8.Annually, about 3 million people (5-6 % of the deaths) die because of air contamination, and 1.1 billion are affected by it. Very small particles cause about 10 % of the respiratory infections in the European children. Only in Ontario, this contamination causes losses of $ 1 billion annually in medical care and work absenteeism. The smoke of Diesel engine is carcinogen (cancer causing). Facial masks can not filter most toxic particles, and as they are not hermetical, they give a false sense of security.
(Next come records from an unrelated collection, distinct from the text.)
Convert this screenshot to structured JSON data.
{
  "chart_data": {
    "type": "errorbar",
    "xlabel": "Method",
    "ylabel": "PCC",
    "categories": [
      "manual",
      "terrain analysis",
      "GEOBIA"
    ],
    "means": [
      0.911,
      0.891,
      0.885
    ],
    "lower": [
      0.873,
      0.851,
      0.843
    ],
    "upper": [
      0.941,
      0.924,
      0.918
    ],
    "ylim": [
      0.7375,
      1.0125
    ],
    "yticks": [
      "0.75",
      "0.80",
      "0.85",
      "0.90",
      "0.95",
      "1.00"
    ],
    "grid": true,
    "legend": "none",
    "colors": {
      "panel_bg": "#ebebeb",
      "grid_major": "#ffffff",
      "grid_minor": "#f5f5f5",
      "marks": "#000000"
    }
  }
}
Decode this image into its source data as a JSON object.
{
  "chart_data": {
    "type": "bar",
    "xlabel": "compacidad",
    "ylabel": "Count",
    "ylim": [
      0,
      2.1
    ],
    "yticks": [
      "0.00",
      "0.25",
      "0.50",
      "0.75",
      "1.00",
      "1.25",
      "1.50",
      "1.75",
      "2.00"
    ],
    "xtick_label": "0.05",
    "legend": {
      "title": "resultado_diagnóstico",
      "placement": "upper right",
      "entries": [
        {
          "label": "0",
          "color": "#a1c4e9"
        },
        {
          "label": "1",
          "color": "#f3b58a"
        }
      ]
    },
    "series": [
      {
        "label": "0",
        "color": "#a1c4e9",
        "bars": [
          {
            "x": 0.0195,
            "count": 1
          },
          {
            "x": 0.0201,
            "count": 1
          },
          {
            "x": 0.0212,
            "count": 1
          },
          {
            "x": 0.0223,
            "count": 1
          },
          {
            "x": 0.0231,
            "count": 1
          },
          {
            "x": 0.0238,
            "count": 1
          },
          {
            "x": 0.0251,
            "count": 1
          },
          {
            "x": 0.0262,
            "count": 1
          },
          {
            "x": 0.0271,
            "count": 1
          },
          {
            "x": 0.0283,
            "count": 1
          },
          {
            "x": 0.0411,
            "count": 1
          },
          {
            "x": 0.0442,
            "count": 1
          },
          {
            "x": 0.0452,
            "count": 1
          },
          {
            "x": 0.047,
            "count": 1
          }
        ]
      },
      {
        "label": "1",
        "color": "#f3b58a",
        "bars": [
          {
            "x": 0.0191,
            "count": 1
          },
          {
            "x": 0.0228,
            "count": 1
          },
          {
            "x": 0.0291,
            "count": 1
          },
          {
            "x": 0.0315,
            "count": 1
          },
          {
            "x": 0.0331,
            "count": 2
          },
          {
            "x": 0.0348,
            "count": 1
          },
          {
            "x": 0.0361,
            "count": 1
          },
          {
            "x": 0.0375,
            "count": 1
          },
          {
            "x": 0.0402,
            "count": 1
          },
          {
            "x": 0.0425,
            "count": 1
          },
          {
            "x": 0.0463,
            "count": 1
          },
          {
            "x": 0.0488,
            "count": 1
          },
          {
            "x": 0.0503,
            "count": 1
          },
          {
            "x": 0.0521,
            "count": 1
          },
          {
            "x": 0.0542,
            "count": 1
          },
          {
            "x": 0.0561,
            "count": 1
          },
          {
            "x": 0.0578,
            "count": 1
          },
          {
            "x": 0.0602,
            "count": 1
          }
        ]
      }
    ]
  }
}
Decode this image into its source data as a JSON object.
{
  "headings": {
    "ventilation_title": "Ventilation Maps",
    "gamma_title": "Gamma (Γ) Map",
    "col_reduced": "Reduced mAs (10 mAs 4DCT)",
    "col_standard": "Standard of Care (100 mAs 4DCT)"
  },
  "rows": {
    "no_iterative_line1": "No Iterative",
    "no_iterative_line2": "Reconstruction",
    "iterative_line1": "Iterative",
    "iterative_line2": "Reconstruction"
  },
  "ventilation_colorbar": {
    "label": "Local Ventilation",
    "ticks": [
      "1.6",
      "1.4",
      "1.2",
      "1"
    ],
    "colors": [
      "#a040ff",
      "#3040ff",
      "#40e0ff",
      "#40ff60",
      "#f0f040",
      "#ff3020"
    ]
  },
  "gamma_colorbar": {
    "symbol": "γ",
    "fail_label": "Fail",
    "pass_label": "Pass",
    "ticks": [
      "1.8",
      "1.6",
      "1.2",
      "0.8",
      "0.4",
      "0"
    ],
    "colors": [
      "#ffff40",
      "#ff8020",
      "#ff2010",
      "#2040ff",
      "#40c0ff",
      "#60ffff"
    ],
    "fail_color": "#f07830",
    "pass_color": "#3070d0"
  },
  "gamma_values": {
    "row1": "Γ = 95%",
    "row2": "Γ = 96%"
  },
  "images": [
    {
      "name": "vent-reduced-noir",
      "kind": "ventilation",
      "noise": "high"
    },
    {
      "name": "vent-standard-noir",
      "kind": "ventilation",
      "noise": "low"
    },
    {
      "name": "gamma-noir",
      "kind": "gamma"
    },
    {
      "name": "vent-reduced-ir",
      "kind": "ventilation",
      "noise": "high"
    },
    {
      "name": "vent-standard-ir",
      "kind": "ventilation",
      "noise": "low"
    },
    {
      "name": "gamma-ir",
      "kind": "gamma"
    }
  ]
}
9.Acoustic contamination can cause deafness, stress, hypertension, insomnia and a drop in productivity. Children assisting to classes in a noisy environment can have lecture problems.

10.In the '50s, along the Great Chinese Wall trees were planted on large areas, in a number of about 300 million, as a barrier against the sand storm coming from the Gobi desert. As a result, if in the '50s Beijing experienced 10-20 sandstorms each spring, reducing visibility to less than 1 km for 30-90 hours, by the '70s their number decreased to 5, each lasting less than 10 hours.